"He's a poacher of the imagination, he distorts and sticks a finger right through the rafters of your brain, without you realising it, sans pomp, and with the accuracy and precision of a scientist." - Harriet Verney.
Following the success of Jason Shulman's Photographs of Films series, COB gallery presents Some Work. The exhibition brings elements of Shulman's work together to form a kunstkammer of his various themes.
Utilising optics and simple scientific methods, the artist brings an atmosphere of experimentation to his photographic prints, kinetic and interactive sculpture and mixed-media works, many of which expose the falsehoods that underpin our everyday experience of the physical world.
Among the counter-intuitive pieces in the show is Balancing Pole, a metal pole suspended horizontally from a ribbon that loops round it impossibly far over to one side.

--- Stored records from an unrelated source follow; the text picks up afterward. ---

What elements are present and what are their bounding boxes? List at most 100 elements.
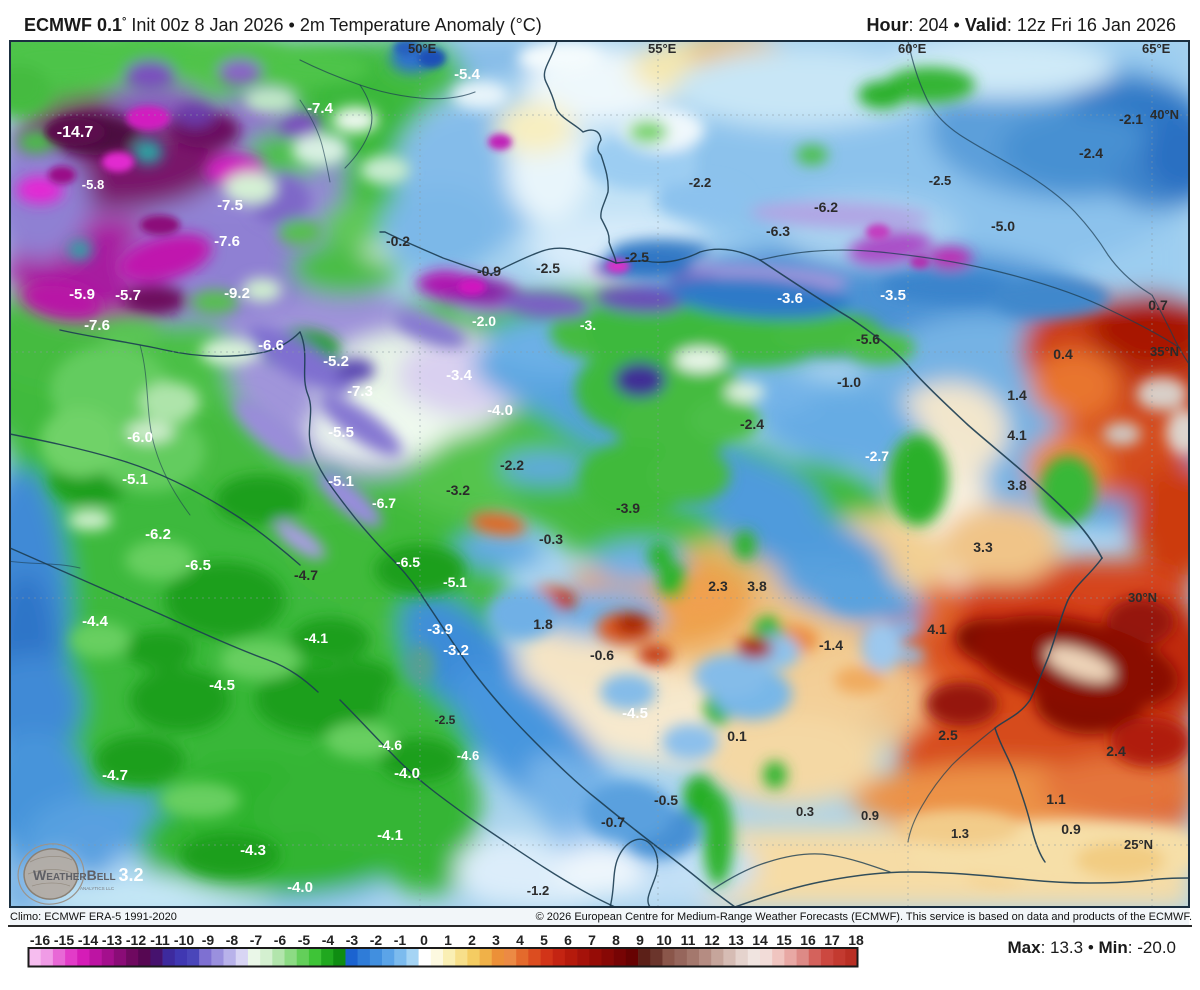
svg-text:-0.3: -0.3 [539,531,563,547]
svg-text:-0.2: -0.2 [386,233,410,249]
svg-text:0.9: 0.9 [861,808,879,823]
svg-text:3: 3 [492,932,500,948]
svg-text:3.8: 3.8 [747,578,767,594]
svg-text:-6: -6 [274,932,287,948]
svg-text:-4.7: -4.7 [102,767,128,784]
svg-text:-4.7: -4.7 [294,567,318,583]
svg-text:16: 16 [800,932,816,948]
svg-text:-5.1: -5.1 [122,471,148,488]
svg-text:-4.1: -4.1 [304,630,328,646]
svg-text:18: 18 [848,932,864,948]
svg-text:-7.3: -7.3 [347,383,373,400]
svg-text:-5.1: -5.1 [328,473,354,490]
svg-text:-14: -14 [78,932,98,948]
svg-text:-2.0: -2.0 [472,313,496,329]
svg-text:-0.7: -0.7 [601,814,625,830]
svg-text:6: 6 [564,932,572,948]
svg-text:-5.7: -5.7 [115,287,141,304]
svg-text:0.7: 0.7 [1148,297,1168,313]
svg-text:-5.8: -5.8 [82,177,104,192]
svg-text:-0.5: -0.5 [654,792,678,808]
svg-text:-4.5: -4.5 [209,677,235,694]
svg-text:-5.0: -5.0 [991,218,1015,234]
svg-text:1.4: 1.4 [1007,387,1027,403]
svg-text:-4.0: -4.0 [287,879,313,896]
svg-text:-5: -5 [298,932,311,948]
svg-text:50°E: 50°E [408,41,437,56]
svg-text:-3.6: -3.6 [777,290,803,307]
svg-text:35°N: 35°N [1150,344,1179,359]
svg-text:-1.4: -1.4 [819,637,843,653]
svg-text:-2.5: -2.5 [625,249,649,265]
svg-text:Max: 13.3 • Min: -20.0: Max: 13.3 • Min: -20.0 [1008,938,1177,957]
svg-text:ANALYTICS LLC: ANALYTICS LLC [80,886,115,891]
svg-text:5: 5 [540,932,548,948]
svg-text:-7: -7 [250,932,263,948]
svg-text:12: 12 [704,932,720,948]
svg-text:-4.0: -4.0 [487,402,513,419]
svg-text:4: 4 [516,932,524,948]
svg-text:-6.5: -6.5 [396,554,420,570]
svg-text:25°N: 25°N [1124,837,1153,852]
svg-text:-2.5: -2.5 [929,173,951,188]
svg-text:3.2: 3.2 [118,865,143,885]
svg-text:2.3: 2.3 [708,578,728,594]
svg-text:65°E: 65°E [1142,41,1171,56]
svg-text:-9.2: -9.2 [224,285,250,302]
svg-text:-3.: -3. [580,317,596,333]
svg-text:-5.2: -5.2 [323,353,349,370]
svg-text:-3.4: -3.4 [446,367,473,384]
svg-text:0.3: 0.3 [796,804,814,819]
svg-text:-11: -11 [150,932,170,948]
svg-text:-2: -2 [370,932,383,948]
svg-text:-14.7: -14.7 [57,124,94,141]
svg-text:-4.5: -4.5 [622,705,648,722]
svg-text:-2.2: -2.2 [689,175,711,190]
svg-text:0.4: 0.4 [1053,346,1073,362]
svg-text:1.1: 1.1 [1046,791,1066,807]
svg-text:-2.7: -2.7 [865,448,889,464]
svg-text:8: 8 [612,932,620,948]
svg-text:-4.0: -4.0 [394,765,420,782]
svg-text:-0.9: -0.9 [477,263,501,279]
svg-text:-1: -1 [394,932,407,948]
svg-text:-7.6: -7.6 [84,317,110,334]
svg-text:-7.4: -7.4 [307,100,334,117]
svg-text:13: 13 [728,932,744,948]
svg-text:4.1: 4.1 [927,621,947,637]
svg-text:-5.9: -5.9 [69,286,95,303]
svg-text:-4.3: -4.3 [240,842,266,859]
svg-text:11: 11 [681,932,696,948]
svg-text:-6.7: -6.7 [372,495,396,511]
svg-text:-9: -9 [202,932,215,948]
svg-text:-4.6: -4.6 [378,737,402,753]
svg-text:-1.0: -1.0 [837,374,861,390]
svg-text:ECMWF 0.1° Init 00z 8 Jan 2026: ECMWF 0.1° Init 00z 8 Jan 2026 • 2m Temp… [24,15,542,35]
svg-text:2.4: 2.4 [1106,743,1126,759]
svg-text:0.1: 0.1 [727,728,747,744]
svg-text:-13: -13 [102,932,122,948]
svg-text:-7.5: -7.5 [217,197,243,214]
svg-text:10: 10 [656,932,672,948]
svg-text:-3.2: -3.2 [446,482,470,498]
svg-text:7: 7 [588,932,596,948]
svg-text:9: 9 [636,932,644,948]
svg-text:1.8: 1.8 [533,616,553,632]
svg-text:2.5: 2.5 [938,727,958,743]
svg-text:-2.5: -2.5 [435,713,456,727]
svg-text:0: 0 [420,932,428,948]
svg-text:Hour: 204 • Valid: 12z Fri 16: Hour: 204 • Valid: 12z Fri 16 Jan 2026 [867,15,1176,35]
svg-text:-6.2: -6.2 [145,526,171,543]
svg-text:-6.3: -6.3 [766,223,790,239]
svg-text:-3: -3 [346,932,359,948]
svg-text:-6.0: -6.0 [127,429,153,446]
svg-text:-2.2: -2.2 [500,457,524,473]
svg-text:2: 2 [468,932,476,948]
svg-text:1: 1 [444,932,452,948]
svg-text:-3.9: -3.9 [427,621,453,638]
svg-text:-15: -15 [54,932,74,948]
svg-text:-2.5: -2.5 [536,260,560,276]
svg-text:-7.6: -7.6 [214,233,240,250]
svg-text:-5.1: -5.1 [443,574,467,590]
svg-text:14: 14 [752,932,768,948]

One room of the gallery is dedicated to a body of work that circles around the Martini glass. "I think of the Martini glass as a form, something like a haiku or a limerick for a writer, through which I can channel many different things." Wobble is a Martini sculpture that lurches and hiccups through a drunken dance while Spike is an outsized prong impaling several years' worth of Shulman's personal Martini bar bills covered in gold leaf - 'literally, the gilding of wasted time'.
A series of scratched and scarified photographic prints from the original 1933 movie of King Kong approaches the theme from another angle where Kong stands as an icon of the drinker and Fay Wray as the addictive and alluring object, her shape in the stills echoing a Martini glass.
Another body of work extends the artist's exploration of light. In response to paintings that have represented light as a solid object in the form of halos or the shafts seen in ascension paintings, Halo renders light as sculpture by creating a luminous 3-D sphere that hovers round a candle flame, while Lilac Ray projects a shard of light from a black cone. The exhibition also includes the mixed media piece Light bulb, where the light that appears to be cast by a bulb is, in fact, an idealized, painted interpretation.
A Small Piece of My Father is made from the cremated remains of Shulman's father. The process of making the piece began by extracting as much iron as possible from the ashes, followed by sieving and filtering the remains in search of fragments of different shades of black, white and grey, a meditative process Shulman has compared to sitting shivah over the dead. He then arranged the remains in tonal bands within a phial, with the magnetic iron fragments at one end. The work has it's own level of mortality, held in suspension by a magnetic field, it rests in a fragile state of grace, suspended between life and death.
Some Work reveals Shulman as a sculptor whose unique visual language, extending into photography, film and painting, constantly returns to experimenting with the delusiveness of perception.